One was the development of objective, scientific investigation into autistic disorders, which showed that children had real disabilities underlying their unusual pattern of behaviour. The approach of the pioneers in research was very different from the armchair theorizing that had gone before. The other was the creation of the National Autistic Society [in the UK].
Lorna Wing played a central role in autism research and in setting up the NAS. At that time it was all about parents and children. And following from Kanner’s pioneering work, the children were seen to have a very rare and disabling condition. But Lorna Wing, in partnership with Dr Judith Gould pioneered the concept of an autistic spectrum in which varying degrees of impairment rather an absolute absence of social recipricocity was key to understanding autism. Their finding were published in the landmark Camberwell Study in 1979, which suggested a fourfold increase in prevalence for autistic spectrum disorders of 20 in 10000 when compared to the 5 in 10000 figure for the narrow definition of Kanner’s autism.
Even under this broad definition most children with autism were still severely impaired and most were found within the special education system. But if, as Wing and Gould have consistently argued, autism is fundamentally a disorder of social cognition what about children of normal or above average intelligence with a similar impairment? Do they have a place on the autistic spectrum. Clinicians in continental Europe who were familiar with the work of Hans Asperger would answer yes. But Asperger’s work was largely unknown in the English speaking world until Lorna Wing published Asperger syndrome: a clinical account in 1981. She also contributed a chapter to Uta Frith’s book, Autism and Asperger Syndrome (1991) which contained the first published English translation of Asperger’s original paper.
So, over the course of thirty years, Lorna Wing was instrumental in countering the “refrigerator mother” theory of autism. She brought it into the mainstream as a developmental disorder which encompassed the full range of intellectual ability and brought the work of Hans Asperger to the attention of the Anglophone scientific community.

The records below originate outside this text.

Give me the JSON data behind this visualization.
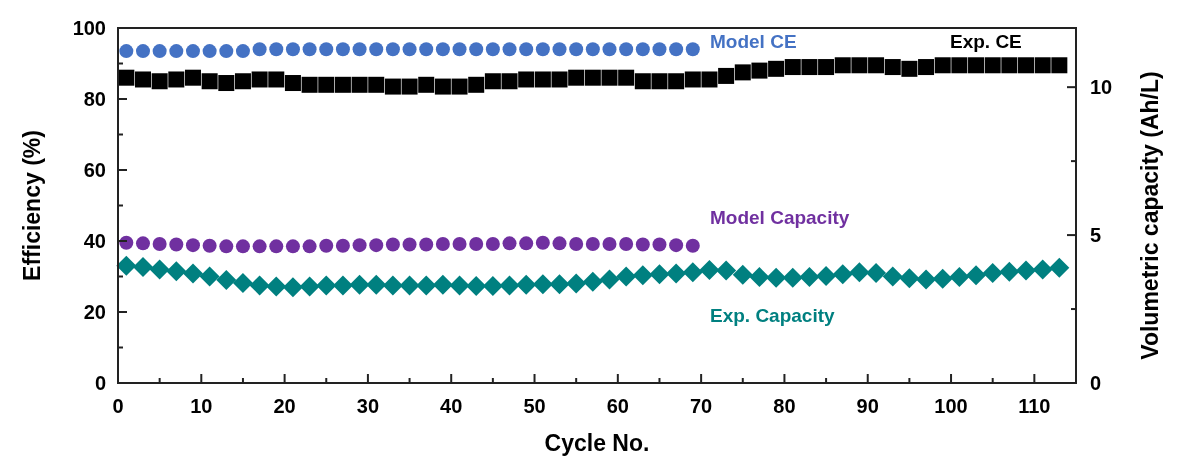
{
  "chart_data": {
    "type": "scatter",
    "xlabel": "Cycle No.",
    "ylabel": "Efficiency (%)",
    "y2label": "Volumetric capacity (Ah/L)",
    "xlim": [
      0,
      115
    ],
    "xticks": [
      0,
      {
        "value": 5,
        "label": null
      },
      10,
      {
        "value": 15,
        "label": null
      },
      20,
      {
        "value": 25,
        "label": null
      },
      30,
      {
        "value": 35,
        "label": null
      },
      40,
      {
        "value": 45,
        "label": null
      },
      50,
      {
        "value": 55,
        "label": null
      },
      60,
      {
        "value": 65,
        "label": null
      },
      70,
      {
        "value": 75,
        "label": null
      },
      80,
      {
        "value": 85,
        "label": null
      },
      90,
      {
        "value": 95,
        "label": null
      },
      100,
      {
        "value": 105,
        "label": null
      },
      110
    ],
    "ylim": [
      0,
      100
    ],
    "yticks": [
      0,
      {
        "value": 10,
        "label": null
      },
      20,
      {
        "value": 30,
        "label": null
      },
      40,
      {
        "value": 50,
        "label": null
      },
      60,
      {
        "value": 70,
        "label": null
      },
      80,
      {
        "value": 90,
        "label": null
      },
      100
    ],
    "y2lim": [
      0,
      12
    ],
    "y2ticks": [
      0,
      {
        "value": 2.5,
        "label": null
      },
      5,
      {
        "value": 7.5,
        "label": null
      },
      10
    ],
    "series": [
      {
        "name": "Model CE",
        "color": "#4472c4",
        "marker": "circle",
        "x": [
          1,
          3,
          5,
          7,
          9,
          11,
          13,
          15,
          17,
          19,
          21,
          23,
          25,
          27,
          29,
          31,
          33,
          35,
          37,
          39,
          41,
          43,
          45,
          47,
          49,
          51,
          53,
          55,
          57,
          59,
          61,
          63,
          65,
          67,
          69
        ],
        "values": [
          93.5,
          93.5,
          93.5,
          93.5,
          93.5,
          93.5,
          93.5,
          93.5,
          94,
          94,
          94,
          94,
          94,
          94,
          94,
          94,
          94,
          94,
          94,
          94,
          94,
          94,
          94,
          94,
          94,
          94,
          94,
          94,
          94,
          94,
          94,
          94,
          94,
          94,
          94
        ]
      },
      {
        "name": "Exp. CE",
        "color": "#000000",
        "marker": "square",
        "x": [
          1,
          3,
          5,
          7,
          9,
          11,
          13,
          15,
          17,
          19,
          21,
          23,
          25,
          27,
          29,
          31,
          33,
          35,
          37,
          39,
          41,
          43,
          45,
          47,
          49,
          51,
          53,
          55,
          57,
          59,
          61,
          63,
          65,
          67,
          69,
          71,
          73,
          75,
          77,
          79,
          81,
          83,
          85,
          87,
          89,
          91,
          93,
          95,
          97,
          99,
          101,
          103,
          105,
          107,
          109,
          111,
          113
        ],
        "values": [
          86,
          85.5,
          85,
          85.5,
          86,
          85,
          84.5,
          85,
          85.5,
          85.5,
          84.5,
          84,
          84,
          84,
          84,
          84,
          83.5,
          83.5,
          84,
          83.5,
          83.5,
          84,
          85,
          85,
          85.5,
          85.5,
          85.5,
          86,
          86,
          86,
          86,
          85,
          85,
          85,
          85.5,
          85.5,
          86.5,
          87.5,
          88,
          88.5,
          89,
          89,
          89,
          89.5,
          89.5,
          89.5,
          89,
          88.5,
          89,
          89.5,
          89.5,
          89.5,
          89.5,
          89.5,
          89.5,
          89.5,
          89.5
        ]
      },
      {
        "name": "Model Capacity",
        "color": "#7030a0",
        "marker": "circle",
        "axis": "y2",
        "x": [
          1,
          3,
          5,
          7,
          9,
          11,
          13,
          15,
          17,
          19,
          21,
          23,
          25,
          27,
          29,
          31,
          33,
          35,
          37,
          39,
          41,
          43,
          45,
          47,
          49,
          51,
          53,
          55,
          57,
          59,
          61,
          63,
          65,
          67,
          69
        ],
        "values": [
          4.74,
          4.72,
          4.7,
          4.68,
          4.66,
          4.64,
          4.62,
          4.62,
          4.62,
          4.62,
          4.62,
          4.62,
          4.64,
          4.64,
          4.66,
          4.66,
          4.68,
          4.68,
          4.68,
          4.7,
          4.7,
          4.7,
          4.7,
          4.72,
          4.72,
          4.74,
          4.72,
          4.7,
          4.7,
          4.7,
          4.7,
          4.68,
          4.68,
          4.66,
          4.64
        ]
      },
      {
        "name": "Exp. Capacity",
        "color": "#008080",
        "marker": "diamond",
        "axis": "y2",
        "x": [
          1,
          3,
          5,
          7,
          9,
          11,
          13,
          15,
          17,
          19,
          21,
          23,
          25,
          27,
          29,
          31,
          33,
          35,
          37,
          39,
          41,
          43,
          45,
          47,
          49,
          51,
          53,
          55,
          57,
          59,
          61,
          63,
          65,
          67,
          69,
          71,
          73,
          75,
          77,
          79,
          81,
          83,
          85,
          87,
          89,
          91,
          93,
          95,
          97,
          99,
          101,
          103,
          105,
          107,
          109,
          111,
          113
        ],
        "values": [
          3.96,
          3.92,
          3.84,
          3.78,
          3.7,
          3.6,
          3.48,
          3.38,
          3.3,
          3.26,
          3.24,
          3.26,
          3.3,
          3.3,
          3.32,
          3.32,
          3.3,
          3.3,
          3.3,
          3.32,
          3.3,
          3.28,
          3.28,
          3.3,
          3.32,
          3.34,
          3.34,
          3.36,
          3.42,
          3.5,
          3.6,
          3.64,
          3.68,
          3.7,
          3.74,
          3.82,
          3.8,
          3.66,
          3.58,
          3.56,
          3.56,
          3.58,
          3.62,
          3.68,
          3.74,
          3.72,
          3.6,
          3.54,
          3.5,
          3.52,
          3.58,
          3.64,
          3.72,
          3.76,
          3.8,
          3.84,
          3.9
        ]
      }
    ]
  }
}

Lorna Wing has also been connected to the other great change in our thinking about autism, that for some people its positive aspects may outweigh the disability. A profile published in 2011 in the Guardian quotes her thus.
Another change has been a focus on the positive elements of autism; a kind of autism pride. “I do believe you need autistic traits for real success in science and the arts, and I am fascinated by the behaviours and personalities of musicians and scientists,” says Wing. She also believes that most of us have some autistic traits. “One of my favourite sayings is that nature never draws a line without smudging it. You cannot separate into those ‘with’ and ‘without’ traits as they are so scattered.”
Lorna Wing was never “either/or.” For her autism remained a complex and fascinating area of study in which the needs of the more able and the less able were acknowledged. This has particular poignancy in relation to her daughter Susie, who was one of those more disabled. The same Guardian profile ends with an account of Susie’s death.
“We were devastated. We were so close to her,” says Wing. “She couldn’t express her emotions but when you came home, her face would light up. That was absolutely wonderful.”
Lorna Wing leaves us a massive legacy embodied in her writings and in the Lorna Wing Centre for Autism. This is a diagnostic centre which pioneered the taking of developmental histories from parents alongside the clinical assessment of children and adults with autism. My son was diagnosed there. Most important for me, considering the horrors that have been inflicted on autistic people and their families in the name of science, is that Lorna Wing showed us how to combine academic rigour and fidelity to the scientific method with a deep humanity. She will be missed.